Süddeutsche Zeitung - Rezension
Süddeutsche Zeitung | Besprechung von 06.07.2009

Im U-Bahnnetz der Seele
Paranoia in Zellophan: John Wrays rasanter Roman „Retter der Welt”
Lowboy trägt die ganze Welt in sich. Und die Welt ist kurz davor zu explodieren, zu verglühen. Jedenfalls ist William Heller, der sich selbst Lowboy nennt, davon überzeugt; ebenso davon, dass er allein in der Lage ist, die Katastrophe zu verhindern. Durch sein Bewusstsein strömen permanent disparate Gedankenfetzen, die sich nur für ihn selbst zu einem verständlichen Ganzen zusammenfügen: Klimakatastrophenszenarien, Erlösungs- und Allmachtsphantasien, Angstschübe. William Heller ist 16 Jahre alt und paranoid schizophren.

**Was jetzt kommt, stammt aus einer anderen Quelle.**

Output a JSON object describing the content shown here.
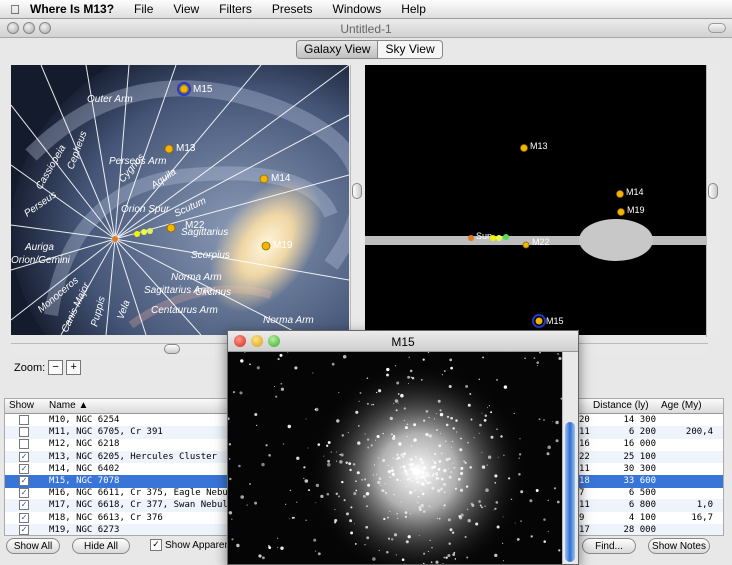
{
  "menubar": {
    "app": "Where Is M13?",
    "items": [
      "File",
      "View",
      "Filters",
      "Presets",
      "Windows",
      "Help"
    ]
  },
  "window": {
    "title": "Untitled-1"
  },
  "view_tabs": {
    "galaxy": "Galaxy View",
    "sky": "Sky View"
  },
  "galaxy": {
    "labels": [
      "Outer Arm",
      "Perseus Arm",
      "Cassiopeia",
      "Cepheus",
      "Perseus",
      "Auriga",
      "Orion Spur",
      "Cygnus",
      "Aquila",
      "Sagittarius",
      "Scorpius",
      "Norma Arm",
      "Sagittarius Arm",
      "Circinus",
      "Centaurus Arm",
      "Norma Arm",
      "Vela",
      "Puppis",
      "Canis Major",
      "Monoceros",
      "Orion/Gemini",
      "Scutum"
    ],
    "markers": [
      "M15",
      "M13",
      "M14",
      "M22",
      "M19",
      "Sun"
    ]
  },
  "sky": {
    "markers": [
      "M13",
      "M14",
      "M19",
      "Sun",
      "M22",
      "M15"
    ]
  },
  "zoom": {
    "label": "Zoom:",
    "minus": "−",
    "plus": "+"
  },
  "table": {
    "headers": {
      "show": "Show",
      "name": "Name",
      "distance": "Distance (ly)",
      "age": "Age (My)"
    },
    "rows": [
      {
        "checked": false,
        "name": "M10, NGC 6254",
        "col": "20",
        "distance": "14 300",
        "age": ""
      },
      {
        "checked": false,
        "name": "M11, NGC 6705, Cr 391",
        "col": "11",
        "distance": "6 200",
        "age": "200,4"
      },
      {
        "checked": false,
        "name": "M12, NGC 6218",
        "col": "16",
        "distance": "16 000",
        "age": ""
      },
      {
        "checked": true,
        "name": "M13, NGC 6205, Hercules Cluster",
        "col": "22",
        "distance": "25 100",
        "age": ""
      },
      {
        "checked": true,
        "name": "M14, NGC 6402",
        "col": "11",
        "distance": "30 300",
        "age": ""
      },
      {
        "checked": true,
        "name": "M15, NGC 7078",
        "col": "18",
        "distance": "33 600",
        "age": "",
        "selected": true
      },
      {
        "checked": true,
        "name": "M16, NGC 6611, Cr 375, Eagle Nebula",
        "col": "7",
        "distance": "6 500",
        "age": ""
      },
      {
        "checked": true,
        "name": "M17, NGC 6618, Cr 377, Swan Nebula",
        "col": "11",
        "distance": "6 800",
        "age": "1,0"
      },
      {
        "checked": true,
        "name": "M18, NGC 6613, Cr 376",
        "col": "9",
        "distance": "4 100",
        "age": "16,7"
      },
      {
        "checked": true,
        "name": "M19, NGC 6273",
        "col": "17",
        "distance": "28 000",
        "age": ""
      }
    ]
  },
  "buttons": {
    "show_all": "Show All",
    "hide_all": "Hide All",
    "show_apparent": "Show Apparent",
    "find": "Find...",
    "show_notes": "Show Notes"
  },
  "popup": {
    "title": "M15"
  },
  "colors": {
    "selection": "#3875d7",
    "marker": "#f4b400",
    "plane": "#bdbdbd"
  }
}
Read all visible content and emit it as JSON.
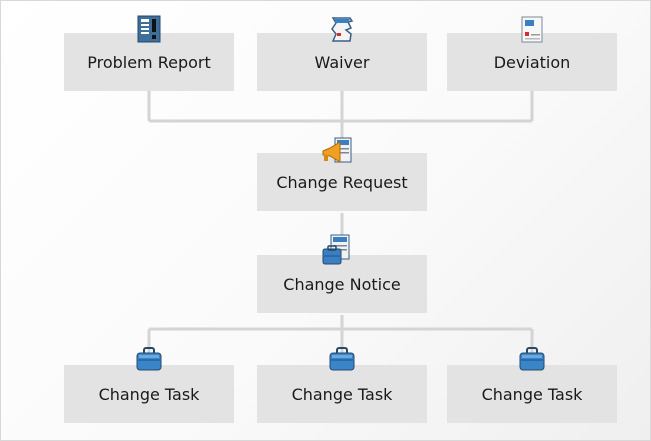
{
  "nodes": {
    "problem_report": {
      "label": "Problem Report",
      "icon": "problem-report-icon"
    },
    "waiver": {
      "label": "Waiver",
      "icon": "waiver-icon"
    },
    "deviation": {
      "label": "Deviation",
      "icon": "deviation-icon"
    },
    "change_request": {
      "label": "Change Request",
      "icon": "change-request-icon"
    },
    "change_notice": {
      "label": "Change Notice",
      "icon": "change-notice-icon"
    },
    "change_tasks": [
      {
        "label": "Change Task",
        "icon": "briefcase-icon"
      },
      {
        "label": "Change Task",
        "icon": "briefcase-icon"
      },
      {
        "label": "Change Task",
        "icon": "briefcase-icon"
      }
    ]
  },
  "colors": {
    "box": "#e3e3e3",
    "connector": "#d4d4d4",
    "icon_blue": "#3a7fc1",
    "icon_red": "#d23030",
    "icon_orange": "#f0a020"
  }
}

Nach einem achtzehnmonatigen Aufenthalt in einer Klinik (von ihm als „die Schule” bezeichnet), soll er nun unter Aufsicht zurück nach Hause, zu seiner Mutter gebracht werden. Der Vater, ein berühmter Jazzmusiker, ist bereits vor Jahren gestorben. Doch William hat in den Wochen vor seiner Entlassung seine Tabletten nicht eingenommen und ist wach genug, um seinen beiden Begleitern in der U-Bahn zu entkommen. Nun ist Lowboy allein im Bauch von New York, allein mit sich und der ganzen Welt in seinem Kopf. Währenddessen begibt man sich in der vermeintlich normalen Welt oben auf die Suche nach Lowboy, dessen Gewaltpotential nicht sicher eingeschätzt werden kann – kurz vor seiner Einweisung hat er seine Freundin Emily auf die Gleise der U-Bahn gestoßen, wo sie in letzter Sekunde gerettet werden konnte.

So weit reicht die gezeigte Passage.